Baxter ($BAX), which has since spun off Baxalta, had bought the 215,000-square-foot plant from Genmab in 2013 and had put some money into improvements. The company said in an email today that the plant was going to require "significant investments to upgrade its capabilities," and it decided to sell it instead.

Entyvio was approved in 2014 as a second-line treatment for Crohn's and ulcerative colitis. It came into the market competing against well-established products like AbbVie's ($ABBV) Humira, Amgen's ($AMGN) Enbrel and Johnson & Johnson's ($JNJ) Remicade and follow-up Simponi.

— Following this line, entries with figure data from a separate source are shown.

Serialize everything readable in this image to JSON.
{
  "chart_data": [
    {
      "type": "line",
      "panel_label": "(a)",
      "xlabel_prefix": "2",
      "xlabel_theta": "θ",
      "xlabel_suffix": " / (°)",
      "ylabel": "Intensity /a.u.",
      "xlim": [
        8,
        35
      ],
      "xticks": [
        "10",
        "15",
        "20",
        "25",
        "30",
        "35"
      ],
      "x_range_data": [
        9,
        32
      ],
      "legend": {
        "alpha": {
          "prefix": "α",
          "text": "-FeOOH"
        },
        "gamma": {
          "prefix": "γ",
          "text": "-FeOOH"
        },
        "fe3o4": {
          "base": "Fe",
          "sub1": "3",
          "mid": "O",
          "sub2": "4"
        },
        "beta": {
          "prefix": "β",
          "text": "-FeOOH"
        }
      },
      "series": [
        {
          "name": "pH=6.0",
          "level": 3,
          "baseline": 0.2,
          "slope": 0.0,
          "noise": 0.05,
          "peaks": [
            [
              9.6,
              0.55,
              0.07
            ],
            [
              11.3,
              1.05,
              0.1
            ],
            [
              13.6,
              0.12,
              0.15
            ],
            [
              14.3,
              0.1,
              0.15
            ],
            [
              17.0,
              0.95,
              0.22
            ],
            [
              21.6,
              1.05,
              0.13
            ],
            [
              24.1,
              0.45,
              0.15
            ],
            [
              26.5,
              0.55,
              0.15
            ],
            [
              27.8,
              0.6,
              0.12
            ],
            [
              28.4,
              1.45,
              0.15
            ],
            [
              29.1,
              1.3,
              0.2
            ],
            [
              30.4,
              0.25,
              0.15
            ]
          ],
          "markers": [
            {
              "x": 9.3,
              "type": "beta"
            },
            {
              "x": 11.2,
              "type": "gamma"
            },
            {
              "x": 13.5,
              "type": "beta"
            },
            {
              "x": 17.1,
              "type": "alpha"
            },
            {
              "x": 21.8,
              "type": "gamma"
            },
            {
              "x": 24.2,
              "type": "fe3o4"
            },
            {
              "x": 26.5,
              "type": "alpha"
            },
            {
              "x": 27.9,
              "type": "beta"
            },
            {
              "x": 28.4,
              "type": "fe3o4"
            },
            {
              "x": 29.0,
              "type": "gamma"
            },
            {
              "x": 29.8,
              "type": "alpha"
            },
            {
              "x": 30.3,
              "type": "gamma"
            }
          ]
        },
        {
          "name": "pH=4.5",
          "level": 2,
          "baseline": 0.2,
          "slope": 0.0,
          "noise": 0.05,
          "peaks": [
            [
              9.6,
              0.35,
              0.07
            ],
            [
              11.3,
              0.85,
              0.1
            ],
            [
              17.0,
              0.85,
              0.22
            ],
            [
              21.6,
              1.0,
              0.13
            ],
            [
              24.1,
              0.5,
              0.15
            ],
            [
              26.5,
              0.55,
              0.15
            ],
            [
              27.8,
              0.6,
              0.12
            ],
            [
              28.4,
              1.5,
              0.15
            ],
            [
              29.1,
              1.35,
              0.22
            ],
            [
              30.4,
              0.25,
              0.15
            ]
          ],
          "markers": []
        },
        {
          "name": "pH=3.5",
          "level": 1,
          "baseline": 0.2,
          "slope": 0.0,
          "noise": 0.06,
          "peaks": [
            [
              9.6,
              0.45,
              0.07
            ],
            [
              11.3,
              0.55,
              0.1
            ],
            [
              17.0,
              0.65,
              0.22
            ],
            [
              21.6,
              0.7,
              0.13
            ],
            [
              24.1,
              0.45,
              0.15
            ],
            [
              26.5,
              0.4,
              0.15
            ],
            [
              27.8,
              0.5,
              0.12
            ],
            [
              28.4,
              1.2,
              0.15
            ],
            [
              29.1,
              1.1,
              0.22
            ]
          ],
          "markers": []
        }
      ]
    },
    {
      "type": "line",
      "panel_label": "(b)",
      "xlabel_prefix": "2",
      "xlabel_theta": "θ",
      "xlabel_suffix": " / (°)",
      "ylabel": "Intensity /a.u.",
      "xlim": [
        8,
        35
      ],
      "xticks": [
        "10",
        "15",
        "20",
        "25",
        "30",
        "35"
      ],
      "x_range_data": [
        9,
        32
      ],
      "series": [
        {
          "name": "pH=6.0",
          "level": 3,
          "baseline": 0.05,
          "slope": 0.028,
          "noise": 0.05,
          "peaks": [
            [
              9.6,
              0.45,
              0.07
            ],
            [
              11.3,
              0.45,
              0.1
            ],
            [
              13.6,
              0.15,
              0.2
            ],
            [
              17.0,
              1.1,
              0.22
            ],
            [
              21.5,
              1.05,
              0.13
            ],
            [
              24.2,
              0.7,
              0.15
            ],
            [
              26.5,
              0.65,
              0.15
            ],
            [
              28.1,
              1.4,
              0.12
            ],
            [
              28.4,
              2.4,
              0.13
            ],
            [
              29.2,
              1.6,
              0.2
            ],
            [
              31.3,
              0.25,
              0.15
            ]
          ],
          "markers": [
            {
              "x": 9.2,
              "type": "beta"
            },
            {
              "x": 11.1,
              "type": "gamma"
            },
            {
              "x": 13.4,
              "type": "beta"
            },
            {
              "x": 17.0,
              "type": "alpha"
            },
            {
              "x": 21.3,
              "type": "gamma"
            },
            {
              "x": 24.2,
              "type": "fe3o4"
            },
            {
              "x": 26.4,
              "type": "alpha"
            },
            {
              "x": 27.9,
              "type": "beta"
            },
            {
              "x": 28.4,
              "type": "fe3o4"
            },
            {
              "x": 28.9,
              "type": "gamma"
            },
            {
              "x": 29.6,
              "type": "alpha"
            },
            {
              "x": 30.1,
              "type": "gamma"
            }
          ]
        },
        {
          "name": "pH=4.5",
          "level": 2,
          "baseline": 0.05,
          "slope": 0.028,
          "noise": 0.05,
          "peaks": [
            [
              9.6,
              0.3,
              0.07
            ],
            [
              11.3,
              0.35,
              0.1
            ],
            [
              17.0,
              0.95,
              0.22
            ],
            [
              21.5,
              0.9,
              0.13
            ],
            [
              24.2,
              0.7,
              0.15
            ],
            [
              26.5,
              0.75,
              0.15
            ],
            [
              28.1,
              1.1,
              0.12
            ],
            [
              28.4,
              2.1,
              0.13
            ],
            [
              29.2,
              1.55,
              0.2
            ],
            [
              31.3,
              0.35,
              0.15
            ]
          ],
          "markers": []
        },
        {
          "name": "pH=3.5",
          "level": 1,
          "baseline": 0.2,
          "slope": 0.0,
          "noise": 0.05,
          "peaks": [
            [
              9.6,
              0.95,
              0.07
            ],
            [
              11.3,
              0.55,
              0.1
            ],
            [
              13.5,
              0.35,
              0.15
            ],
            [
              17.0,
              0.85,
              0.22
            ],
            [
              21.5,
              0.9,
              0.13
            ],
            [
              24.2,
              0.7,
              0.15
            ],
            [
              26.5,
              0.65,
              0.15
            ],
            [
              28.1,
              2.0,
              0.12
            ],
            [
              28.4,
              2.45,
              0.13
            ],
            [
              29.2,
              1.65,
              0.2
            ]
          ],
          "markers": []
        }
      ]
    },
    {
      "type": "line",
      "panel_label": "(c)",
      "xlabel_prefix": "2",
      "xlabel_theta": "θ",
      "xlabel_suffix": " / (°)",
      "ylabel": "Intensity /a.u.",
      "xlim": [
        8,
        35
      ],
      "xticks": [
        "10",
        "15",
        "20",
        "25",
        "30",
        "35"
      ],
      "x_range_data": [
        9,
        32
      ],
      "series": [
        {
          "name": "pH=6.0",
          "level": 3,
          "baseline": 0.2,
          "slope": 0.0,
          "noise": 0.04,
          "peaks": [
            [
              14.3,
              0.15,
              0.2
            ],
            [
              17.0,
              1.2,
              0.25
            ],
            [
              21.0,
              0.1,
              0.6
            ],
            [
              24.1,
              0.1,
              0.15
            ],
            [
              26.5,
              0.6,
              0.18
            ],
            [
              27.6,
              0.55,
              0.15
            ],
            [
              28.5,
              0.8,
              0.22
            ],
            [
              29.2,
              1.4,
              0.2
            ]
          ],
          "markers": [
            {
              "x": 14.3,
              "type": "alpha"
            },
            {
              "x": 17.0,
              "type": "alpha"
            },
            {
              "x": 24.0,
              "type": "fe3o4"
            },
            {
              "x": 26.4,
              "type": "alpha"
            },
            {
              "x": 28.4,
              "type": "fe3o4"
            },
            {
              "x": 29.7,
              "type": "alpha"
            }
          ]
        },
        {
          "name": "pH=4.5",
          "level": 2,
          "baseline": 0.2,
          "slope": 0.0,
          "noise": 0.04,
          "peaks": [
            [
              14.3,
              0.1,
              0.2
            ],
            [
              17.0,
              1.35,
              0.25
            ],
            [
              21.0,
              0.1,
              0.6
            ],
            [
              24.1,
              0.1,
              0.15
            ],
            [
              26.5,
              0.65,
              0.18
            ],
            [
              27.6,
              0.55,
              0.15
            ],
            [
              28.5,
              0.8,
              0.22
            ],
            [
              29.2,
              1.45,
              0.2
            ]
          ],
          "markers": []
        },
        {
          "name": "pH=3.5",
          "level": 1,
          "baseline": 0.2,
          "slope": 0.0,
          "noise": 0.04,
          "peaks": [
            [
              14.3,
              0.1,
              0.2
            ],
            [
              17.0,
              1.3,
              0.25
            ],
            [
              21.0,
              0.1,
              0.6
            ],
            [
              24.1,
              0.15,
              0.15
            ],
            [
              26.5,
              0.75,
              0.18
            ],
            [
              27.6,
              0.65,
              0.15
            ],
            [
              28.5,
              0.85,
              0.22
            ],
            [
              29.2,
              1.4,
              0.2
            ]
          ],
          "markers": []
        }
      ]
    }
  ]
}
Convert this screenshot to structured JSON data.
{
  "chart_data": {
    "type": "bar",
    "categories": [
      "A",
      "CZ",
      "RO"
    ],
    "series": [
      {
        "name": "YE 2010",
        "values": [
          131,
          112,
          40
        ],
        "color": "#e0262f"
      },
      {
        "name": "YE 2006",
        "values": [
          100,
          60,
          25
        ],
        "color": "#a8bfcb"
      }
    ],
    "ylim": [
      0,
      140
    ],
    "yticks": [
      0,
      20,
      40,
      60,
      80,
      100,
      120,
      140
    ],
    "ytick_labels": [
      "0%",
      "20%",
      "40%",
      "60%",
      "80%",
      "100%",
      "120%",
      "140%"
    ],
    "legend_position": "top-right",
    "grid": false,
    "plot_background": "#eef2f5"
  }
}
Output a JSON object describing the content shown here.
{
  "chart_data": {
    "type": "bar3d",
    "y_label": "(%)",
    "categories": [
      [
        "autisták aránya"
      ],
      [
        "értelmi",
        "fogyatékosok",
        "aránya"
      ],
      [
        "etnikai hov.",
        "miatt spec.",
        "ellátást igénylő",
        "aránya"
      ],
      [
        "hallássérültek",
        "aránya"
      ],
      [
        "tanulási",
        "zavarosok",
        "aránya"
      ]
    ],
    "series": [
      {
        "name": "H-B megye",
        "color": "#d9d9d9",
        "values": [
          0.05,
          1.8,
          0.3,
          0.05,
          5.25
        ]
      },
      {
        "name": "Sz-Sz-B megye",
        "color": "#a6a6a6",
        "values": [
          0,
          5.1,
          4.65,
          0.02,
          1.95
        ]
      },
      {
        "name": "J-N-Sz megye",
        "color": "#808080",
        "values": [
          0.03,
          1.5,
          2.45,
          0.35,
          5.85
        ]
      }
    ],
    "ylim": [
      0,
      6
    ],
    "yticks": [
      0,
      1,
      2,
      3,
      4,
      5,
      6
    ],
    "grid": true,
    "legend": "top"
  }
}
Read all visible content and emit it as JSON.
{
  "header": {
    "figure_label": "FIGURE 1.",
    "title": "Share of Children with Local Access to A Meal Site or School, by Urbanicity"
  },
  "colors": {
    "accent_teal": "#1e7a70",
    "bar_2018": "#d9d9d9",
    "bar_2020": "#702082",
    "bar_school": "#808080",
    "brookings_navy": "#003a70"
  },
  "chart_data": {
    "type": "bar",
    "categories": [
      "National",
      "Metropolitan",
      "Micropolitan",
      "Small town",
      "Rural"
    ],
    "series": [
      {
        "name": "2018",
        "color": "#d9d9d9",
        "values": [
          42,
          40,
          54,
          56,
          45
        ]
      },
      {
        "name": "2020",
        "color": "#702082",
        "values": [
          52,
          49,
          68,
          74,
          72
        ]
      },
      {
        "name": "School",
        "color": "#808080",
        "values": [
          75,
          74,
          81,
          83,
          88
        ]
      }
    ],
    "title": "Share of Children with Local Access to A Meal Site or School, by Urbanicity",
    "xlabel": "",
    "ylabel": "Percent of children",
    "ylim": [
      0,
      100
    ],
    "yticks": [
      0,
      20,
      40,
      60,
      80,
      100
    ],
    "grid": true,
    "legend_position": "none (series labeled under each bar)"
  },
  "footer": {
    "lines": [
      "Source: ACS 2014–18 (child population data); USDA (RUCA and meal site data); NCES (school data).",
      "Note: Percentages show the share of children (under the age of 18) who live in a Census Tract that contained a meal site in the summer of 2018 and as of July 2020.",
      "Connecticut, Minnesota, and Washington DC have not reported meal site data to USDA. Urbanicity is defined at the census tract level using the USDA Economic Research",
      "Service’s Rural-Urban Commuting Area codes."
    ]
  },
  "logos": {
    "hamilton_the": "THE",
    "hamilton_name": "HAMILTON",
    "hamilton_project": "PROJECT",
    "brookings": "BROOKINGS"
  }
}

But Entyvio is only one piece of Takeda's strategy for Weber, who took on the CEO title last year and is Takeda's first non-Japanese leader. The company has been working since 2013 to cut about $1 billion from operating costs by 2017 but Weber has pledged there will be growth in the current fiscal year and he is looking for help from drugs beyond Entyvio. In November, the company won approval for Ninlaro, a multiple myeloma treatment that it hopes will duplicate the success of Velcade, one of the drugmaker's blockbuster products.

The approval came none too soon. The drugmaker was hoping to get Ninlaro well established before patents fell off of blockbuster Velcade in 2022. But a federal judge last August overturned a key patent, putting the Japanese drugmaker's drug vulnerable to generics as early as next year.